"Tätertherapie ist Opferschutz" Kiel will Pädophilen helfen
15.04.2009, 09:46 UhrEin Mann sitzt in der U-Bahn, als eine attraktive blonde Mutter mit ihrem kleinen Sohn einsteigt. Der Puls des sympathisch wirkenden Mittdreißigers geht schneller, das Herz fängt laut an zu pochen. Aber es ist nicht etwa die Frau, die den Fahrgast erregt. "Lieben Sie Kinder mehr, als Ihnen lieb ist?", fragt eine Stimme. "Es gibt Hilfe!". Mit diesem Werbespot versucht nun auch die Kieler Uni-Klinik Männer mit pädophilen Neigungen auf ihr neues Präventionsprogramm aufmerksam zu machen. "Tätertherapie ist Opferschutz", erklärt Sexualmediziner Professor Hartmut Bosinski, der die anonyme und kostenlose Initiative leitet. "Wir wollen die Männer erreichen, bevor sie sich an Kindern vergehen."
Bereits vor vier Jahren hat die Berliner Charit, als erste Klinik weltweit, ein solches Projekt ins Leben gerufen.

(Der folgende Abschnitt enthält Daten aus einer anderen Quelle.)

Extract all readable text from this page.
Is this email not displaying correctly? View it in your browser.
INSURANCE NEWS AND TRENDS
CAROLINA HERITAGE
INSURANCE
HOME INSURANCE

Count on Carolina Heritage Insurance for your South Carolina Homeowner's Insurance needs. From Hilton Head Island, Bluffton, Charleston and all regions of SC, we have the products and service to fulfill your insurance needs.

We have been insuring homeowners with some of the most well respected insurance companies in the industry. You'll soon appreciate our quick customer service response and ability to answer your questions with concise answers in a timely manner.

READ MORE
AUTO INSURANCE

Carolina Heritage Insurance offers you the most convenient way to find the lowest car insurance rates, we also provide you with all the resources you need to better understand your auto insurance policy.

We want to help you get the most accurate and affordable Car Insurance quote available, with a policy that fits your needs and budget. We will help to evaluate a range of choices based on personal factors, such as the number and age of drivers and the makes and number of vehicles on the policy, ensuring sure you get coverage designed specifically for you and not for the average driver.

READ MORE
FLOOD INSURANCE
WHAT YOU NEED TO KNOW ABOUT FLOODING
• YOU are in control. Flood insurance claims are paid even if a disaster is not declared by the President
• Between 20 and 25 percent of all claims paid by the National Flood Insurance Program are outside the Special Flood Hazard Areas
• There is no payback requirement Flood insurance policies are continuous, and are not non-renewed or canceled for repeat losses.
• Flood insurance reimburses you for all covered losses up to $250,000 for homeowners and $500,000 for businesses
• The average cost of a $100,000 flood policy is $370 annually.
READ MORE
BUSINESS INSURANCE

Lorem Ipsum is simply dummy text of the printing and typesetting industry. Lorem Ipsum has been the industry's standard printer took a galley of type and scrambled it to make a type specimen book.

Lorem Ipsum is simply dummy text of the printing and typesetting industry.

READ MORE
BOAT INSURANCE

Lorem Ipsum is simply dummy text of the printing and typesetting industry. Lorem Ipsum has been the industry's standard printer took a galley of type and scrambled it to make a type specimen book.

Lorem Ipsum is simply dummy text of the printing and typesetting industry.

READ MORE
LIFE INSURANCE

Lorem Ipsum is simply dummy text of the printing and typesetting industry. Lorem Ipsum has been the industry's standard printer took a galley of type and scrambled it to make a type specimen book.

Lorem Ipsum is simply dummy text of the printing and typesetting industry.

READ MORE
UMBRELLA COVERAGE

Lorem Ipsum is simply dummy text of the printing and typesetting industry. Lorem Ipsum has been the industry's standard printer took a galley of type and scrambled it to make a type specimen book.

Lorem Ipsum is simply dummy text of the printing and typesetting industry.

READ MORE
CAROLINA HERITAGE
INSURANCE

Mehr als 800 Männer aus ganz Deutschland suchten seitdem in der Hauptstadt Hilfe, nun geht in Kiel der erste regionale Ableger an den Start. Aktuelle Zahlen zeigen, dass dafür Bedarf besteht. Nach Schätzungen der Berliner Experten leben in Deutschland bis zu 220.000 Menschen mit pädophilen Neigungen verschiedenen Ausmaßes.

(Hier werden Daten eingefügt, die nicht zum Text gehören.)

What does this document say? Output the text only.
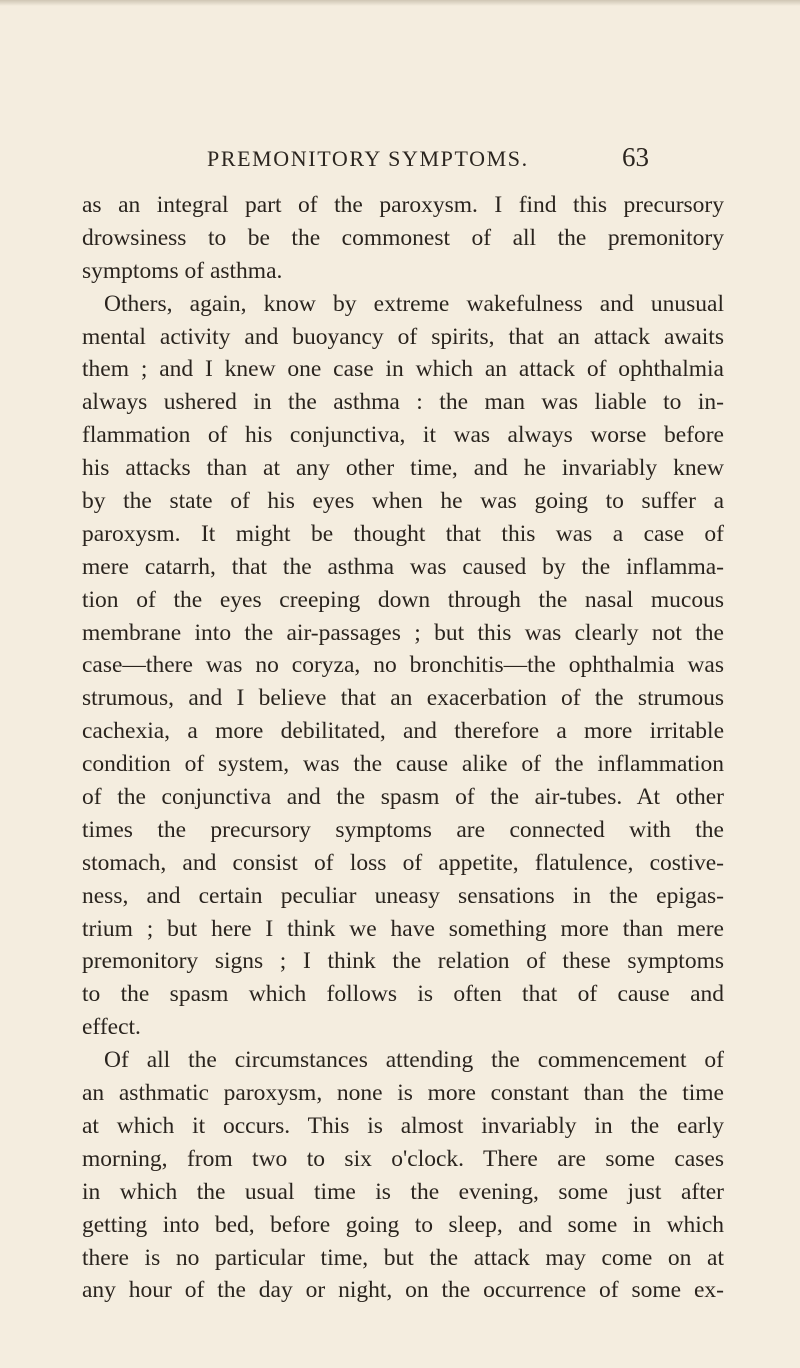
PREMONITORY SYMPTOMS.	63
as an integral part of the paroxysm. I find this precursory
drowsiness to be the commonest of all the premonitory
symptoms of asthma.
Others, again, know by extreme wakefulness and unusual
mental activity and buoyancy of spirits, that an attack awaits
them ; and I knew one case in which an attack of ophthalmia
always ushered in the asthma : the man was liable to in-
flammation of his conjunctiva, it was always worse before
his attacks than at any other time, and he invariably knew
by the state of his eyes when he was going to suffer a
paroxysm. It might be thought that this was a case of
mere catarrh, that the asthma was caused by the inflamma-
tion of the eyes creeping down through the nasal mucous
membrane into the air-passages ; but this was clearly not the
case—there was no coryza, no bronchitis—the ophthalmia was
strumous, and I believe that an exacerbation of the strumous
cachexia, a more debilitated, and therefore a more irritable
condition of system, was the cause alike of the inflammation
of the conjunctiva and the spasm of the air-tubes. At other
times the precursory symptoms are connected with the
stomach, and consist of loss of appetite, flatulence, costive-
ness, and certain peculiar uneasy sensations in the epigas-
trium ; but here I think we have something more than mere
premonitory signs ; I think the relation of these symptoms
to the spasm which follows is often that of cause and
effect.
Of all the circumstances attending the commencement of
an asthmatic paroxysm, none is more constant than the time
at which it occurs. This is almost invariably in the early
morning, from two to six o'clock. There are some cases
in which the usual time is the evening, some just after
getting into bed, before going to sleep, and some in which
there is no particular time, but the attack may come on at
any hour of the day or night, on the occurrence of some ex-
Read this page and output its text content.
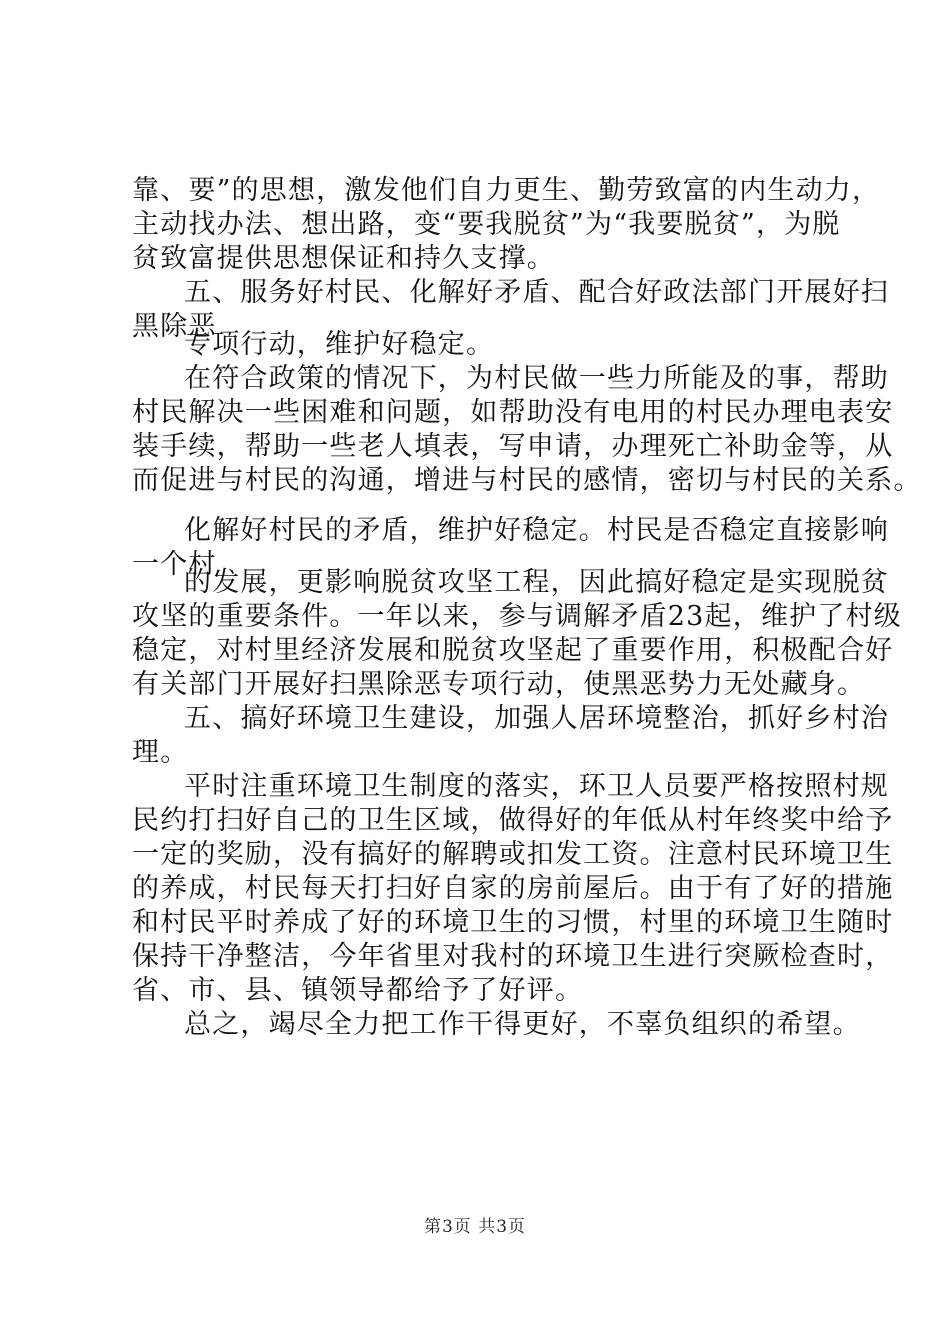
靠、要”的思想，激发他们自力更生、勤劳致富的内生动力，
主动找办法、想出路，变“要我脱贫”为“我要脱贫”，为脱
贫致富提供思想保证和持久支撑。
五、服务好村民、化解好矛盾、配合好政法部门开展好扫
黑除恶
专项行动，维护好稳定。
在符合政策的情况下，为村民做一些力所能及的事，帮助
村民解决一些困难和问题，如帮助没有电用的村民办理电表安
装手续，帮助一些老人填表，写申请，办理死亡补助金等，从
而促进与村民的沟通，增进与村民的感情，密切与村民的关系。
化解好村民的矛盾，维护好稳定。村民是否稳定直接影响
一个村
的发展，更影响脱贫攻坚工程，因此搞好稳定是实现脱贫
攻坚的重要条件。一年以来，参与调解矛盾23起，维护了村级
稳定，对村里经济发展和脱贫攻坚起了重要作用，积极配合好
有关部门开展好扫黑除恶专项行动，使黑恶势力无处藏身。
五、搞好环境卫生建设，加强人居环境整治，抓好乡村治
理。
平时注重环境卫生制度的落实，环卫人员要严格按照村规
民约打扫好自己的卫生区域，做得好的年低从村年终奖中给予
一定的奖励，没有搞好的解聘或扣发工资。注意村民环境卫生
的养成，村民每天打扫好自家的房前屋后。由于有了好的措施
和村民平时养成了好的环境卫生的习惯，村里的环境卫生随时
保持干净整洁，今年省里对我村的环境卫生进行突厥检查时，
省、市、县、镇领导都给予了好评。
总之，竭尽全力把工作干得更好，不辜负组织的希望。
第3页 共3页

Nicht heilen, sondern lernen
"Pädophile gibt es in allen sozialen Schichten. Das reicht vom Hilfsarbeiter bis zum Politiker", erklärt Bosinski. In der Therapie, die als Einzel- oder Gruppenbehandlung läuft, soll vermittelt werden: "Du bist nicht schuld an Deiner Neigung, aber Du bist verantwortlich, was daraus wird." Heilbar sei die sexuelle Störung, die sich meist schon zur Pubertät bemerkbar mache, nicht. "Ihre Neigung werden sie nicht los, sie können aber lernen, damit umzugehen, damit daraus keine Taten werden." Bosinski betont, dass zu den Taten auch die Nutzung von Kinderpornografie gehöre. "Hinter jedem Kinderporno steckt ein Missbrauch."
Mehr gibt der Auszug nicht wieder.